Structured vs Unstructured Data, Uses in the Business World
From mobile devices to computers and televisions, all major technology products and services that are currently available to consumers around the world today function in accordance with some form of data. To this point, the term data has become an umbrella term in recent years, as data forms the foundation of virtually every internet or mobile service within the business world. This being said, this influx of information has also resulted in the development of new hardware and software programs, in conjunction with the so-called big data revolution. More specifically, this data revolution has allowed software developers to return to ideas and concepts that had been theorized within the fields of artificial intelligence and mathematics many decades ago.
A common example of such ideas are artificial neural networks, as the mathematical concepts that supported and enabled the creation of artificial neural networks in recent years were first theorized in the 1940s, a time when the computing power that we currently have today was not available. Likewise, these neural networks can process massive amounts of data, in the same way that a human brain can process millions of thoughts and emotions over the course of an individual’s lifetime. With all this being said, the two types of data that have led to new advances in the fields of machine learning and artificial intelligence include structured data and unstructured data.
Structured data is defined as a data set that has been formatted to fit within a particular structure as it relates to data storage, as the name suggests. Structured data is perhaps best exemplified by the data that is contained within a relational database, as the information within these databases will be organized into specific categories or fields. A common example of relations databases is the databases that are maintained by large-scale retail corporations, as these databases with be filled with different information pertaining to a specific product, such as the size, color, style, and release date of an athletic shoe, among other pertinent information. Due to the structure of this data, it can easily be fed into an algorithm that has been created to achieve a particular machine learning task, such as object recognition or natural language processing (NLP), in addition to many others.
On the other hand, unstructured data is defined as data that is kept in its native format and left unprocessed until it is being used. This is also known as schema-on-read, and essentially means that the data will be applied to a particular plan or schema as it is retrieved from a storage location, in contrast to a relational database that is instead used to inform or create such a plan or scheme. Moreover, unstructured data is of a qualitative nature when compared to the quantitative nature of structured data. Common examples of unstructured data include audio and video files, as the determining factors in these files will often be the quality of said files.
Pros and cons
As is the case with any comparison that is made between two objects or pieces of information, there are both pros and cons to using structured and unstructured data. Starting with structured data, the primary benefit of using such data is that the organized nature of structured data allows users to manipulate the data to fit within the confines of a particular object or goal. In staying with the example of machine learning, Customer Relationship Management (CRM) is predicated on the application of structured data, as every customer that shops or purchase products or services from a particular company will have their own defined set of desires and needs. However, one con of structured data is the means by which such data must be stored. Subsequently, structured data will often be stored in a data warehouse, where even making small changes can cost huge amounts of time and resources to be expended.
Alternatively, the primary pro of using unstructured data is the level of flexibility that such data offers. As unstructured data is not confined to a specific format, this data can be adapted and implemented in ways that structured data can not.
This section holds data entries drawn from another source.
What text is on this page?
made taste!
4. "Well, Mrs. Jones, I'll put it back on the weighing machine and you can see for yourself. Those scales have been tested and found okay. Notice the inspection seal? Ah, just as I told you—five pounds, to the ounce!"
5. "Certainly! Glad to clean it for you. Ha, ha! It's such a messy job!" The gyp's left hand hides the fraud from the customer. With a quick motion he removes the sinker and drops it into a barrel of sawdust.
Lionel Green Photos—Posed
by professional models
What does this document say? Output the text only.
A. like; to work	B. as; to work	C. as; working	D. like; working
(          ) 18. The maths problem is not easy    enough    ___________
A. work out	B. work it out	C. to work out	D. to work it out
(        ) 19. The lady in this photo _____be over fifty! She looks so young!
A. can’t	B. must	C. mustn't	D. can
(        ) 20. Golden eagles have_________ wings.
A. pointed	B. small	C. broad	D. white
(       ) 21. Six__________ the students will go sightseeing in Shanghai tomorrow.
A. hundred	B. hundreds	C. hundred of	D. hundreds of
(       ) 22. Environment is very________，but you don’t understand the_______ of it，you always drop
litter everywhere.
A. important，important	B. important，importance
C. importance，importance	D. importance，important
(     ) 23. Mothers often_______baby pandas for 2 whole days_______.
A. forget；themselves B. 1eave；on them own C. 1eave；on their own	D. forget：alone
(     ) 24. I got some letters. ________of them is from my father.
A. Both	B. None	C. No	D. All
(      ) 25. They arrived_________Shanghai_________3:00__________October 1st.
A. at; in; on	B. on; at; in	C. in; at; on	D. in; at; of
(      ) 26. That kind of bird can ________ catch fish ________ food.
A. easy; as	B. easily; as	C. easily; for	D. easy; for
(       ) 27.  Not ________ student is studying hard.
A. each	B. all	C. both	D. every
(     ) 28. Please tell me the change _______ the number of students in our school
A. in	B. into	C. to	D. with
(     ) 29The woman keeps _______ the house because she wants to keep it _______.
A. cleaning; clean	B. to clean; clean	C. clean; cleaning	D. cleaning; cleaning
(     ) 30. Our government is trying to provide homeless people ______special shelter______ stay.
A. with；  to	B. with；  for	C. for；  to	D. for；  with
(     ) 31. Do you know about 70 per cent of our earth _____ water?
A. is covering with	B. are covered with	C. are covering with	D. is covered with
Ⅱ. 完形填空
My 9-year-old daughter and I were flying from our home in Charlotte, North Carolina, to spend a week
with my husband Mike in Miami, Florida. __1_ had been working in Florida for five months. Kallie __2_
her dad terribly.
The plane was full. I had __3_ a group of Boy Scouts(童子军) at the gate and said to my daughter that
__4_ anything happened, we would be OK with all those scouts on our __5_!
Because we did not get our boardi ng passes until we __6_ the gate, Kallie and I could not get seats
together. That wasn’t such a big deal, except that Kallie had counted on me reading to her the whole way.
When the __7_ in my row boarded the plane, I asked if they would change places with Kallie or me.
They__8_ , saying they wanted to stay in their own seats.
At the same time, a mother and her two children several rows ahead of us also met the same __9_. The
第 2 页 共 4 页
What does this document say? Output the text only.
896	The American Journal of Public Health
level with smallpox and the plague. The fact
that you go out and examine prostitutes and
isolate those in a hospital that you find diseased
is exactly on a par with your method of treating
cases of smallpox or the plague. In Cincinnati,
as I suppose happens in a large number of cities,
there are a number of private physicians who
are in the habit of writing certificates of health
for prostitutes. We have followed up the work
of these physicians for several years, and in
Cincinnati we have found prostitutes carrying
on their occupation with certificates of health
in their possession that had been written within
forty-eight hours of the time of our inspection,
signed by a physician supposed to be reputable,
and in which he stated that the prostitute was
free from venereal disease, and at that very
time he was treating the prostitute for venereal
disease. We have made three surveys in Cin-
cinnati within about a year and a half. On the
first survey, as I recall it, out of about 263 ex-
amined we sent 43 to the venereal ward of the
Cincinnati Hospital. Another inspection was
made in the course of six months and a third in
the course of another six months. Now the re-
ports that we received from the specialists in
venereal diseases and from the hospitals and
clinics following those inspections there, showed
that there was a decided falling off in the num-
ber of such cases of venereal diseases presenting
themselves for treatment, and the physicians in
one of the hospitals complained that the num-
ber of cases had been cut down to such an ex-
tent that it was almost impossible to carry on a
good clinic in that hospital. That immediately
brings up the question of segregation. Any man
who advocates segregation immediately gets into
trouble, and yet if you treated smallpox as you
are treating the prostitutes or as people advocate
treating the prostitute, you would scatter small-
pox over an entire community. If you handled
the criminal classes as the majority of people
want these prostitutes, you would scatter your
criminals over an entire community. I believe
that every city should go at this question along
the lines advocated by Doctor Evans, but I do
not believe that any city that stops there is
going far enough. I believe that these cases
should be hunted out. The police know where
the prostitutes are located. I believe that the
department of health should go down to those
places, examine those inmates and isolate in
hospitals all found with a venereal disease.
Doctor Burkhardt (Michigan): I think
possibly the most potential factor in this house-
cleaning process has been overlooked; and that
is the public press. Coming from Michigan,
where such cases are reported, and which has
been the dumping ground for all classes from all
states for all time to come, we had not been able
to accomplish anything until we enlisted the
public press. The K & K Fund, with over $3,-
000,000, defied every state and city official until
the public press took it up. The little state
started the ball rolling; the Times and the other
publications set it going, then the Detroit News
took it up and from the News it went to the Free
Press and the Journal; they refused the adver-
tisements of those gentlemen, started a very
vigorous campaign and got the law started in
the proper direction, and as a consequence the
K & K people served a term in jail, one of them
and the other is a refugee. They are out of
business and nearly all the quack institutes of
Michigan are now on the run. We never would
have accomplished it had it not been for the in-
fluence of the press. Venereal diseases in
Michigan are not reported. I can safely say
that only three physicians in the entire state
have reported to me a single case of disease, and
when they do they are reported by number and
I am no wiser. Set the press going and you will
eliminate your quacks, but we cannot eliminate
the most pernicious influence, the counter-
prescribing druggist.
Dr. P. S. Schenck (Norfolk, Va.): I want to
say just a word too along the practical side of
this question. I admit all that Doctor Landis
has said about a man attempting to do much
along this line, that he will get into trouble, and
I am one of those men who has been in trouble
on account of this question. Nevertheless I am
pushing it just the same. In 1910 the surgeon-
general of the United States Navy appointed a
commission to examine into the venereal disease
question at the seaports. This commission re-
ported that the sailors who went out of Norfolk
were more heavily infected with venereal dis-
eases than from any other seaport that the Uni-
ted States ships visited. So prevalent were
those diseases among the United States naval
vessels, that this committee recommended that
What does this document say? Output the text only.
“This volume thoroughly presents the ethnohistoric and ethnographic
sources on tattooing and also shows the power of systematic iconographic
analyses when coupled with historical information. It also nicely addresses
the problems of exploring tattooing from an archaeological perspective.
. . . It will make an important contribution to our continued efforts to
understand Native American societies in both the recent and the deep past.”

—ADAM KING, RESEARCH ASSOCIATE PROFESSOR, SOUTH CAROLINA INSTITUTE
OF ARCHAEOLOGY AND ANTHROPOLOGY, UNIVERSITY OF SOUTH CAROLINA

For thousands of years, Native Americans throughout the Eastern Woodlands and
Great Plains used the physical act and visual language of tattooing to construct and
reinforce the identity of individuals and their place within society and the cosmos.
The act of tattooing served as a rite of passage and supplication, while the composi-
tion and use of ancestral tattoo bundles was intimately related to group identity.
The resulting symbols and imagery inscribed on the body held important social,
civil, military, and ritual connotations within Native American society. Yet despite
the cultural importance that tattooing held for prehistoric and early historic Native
To illustrate this point further, social media messages on a platform such as Twitter can be used to send a wide array of different messages, including business communications, a birthday message, or a shopping list, among a host of others. What’s more, due to the undefined nature of unstructured data, such data can also be accumulated much quicker than structured data, which often involves some form of labeling, be it manual or automated. Nevertheless, one of the main cons of unstructured data is the level of expertise that is required to utilize such data, as well as the specialized tools that are needed to facilitate such utilization.
Irrespective of whether a software developer or business owner chooses to use structured or unstructured data, the possibilities that can be realized through the application of these data types are truly endless. From popular AI assistants that have been created by huge international corporations such as Amazon, Apple, and Microsoft, to self-autonomous vehicles that have been developed by automotive and clean energy company Tesla, new and cutting-edge products are being created through the leveraging of structured data and unstructured on an annual basis. Furthermore, new advancements that have yet to be discovered will surely be on the horizon in the near future.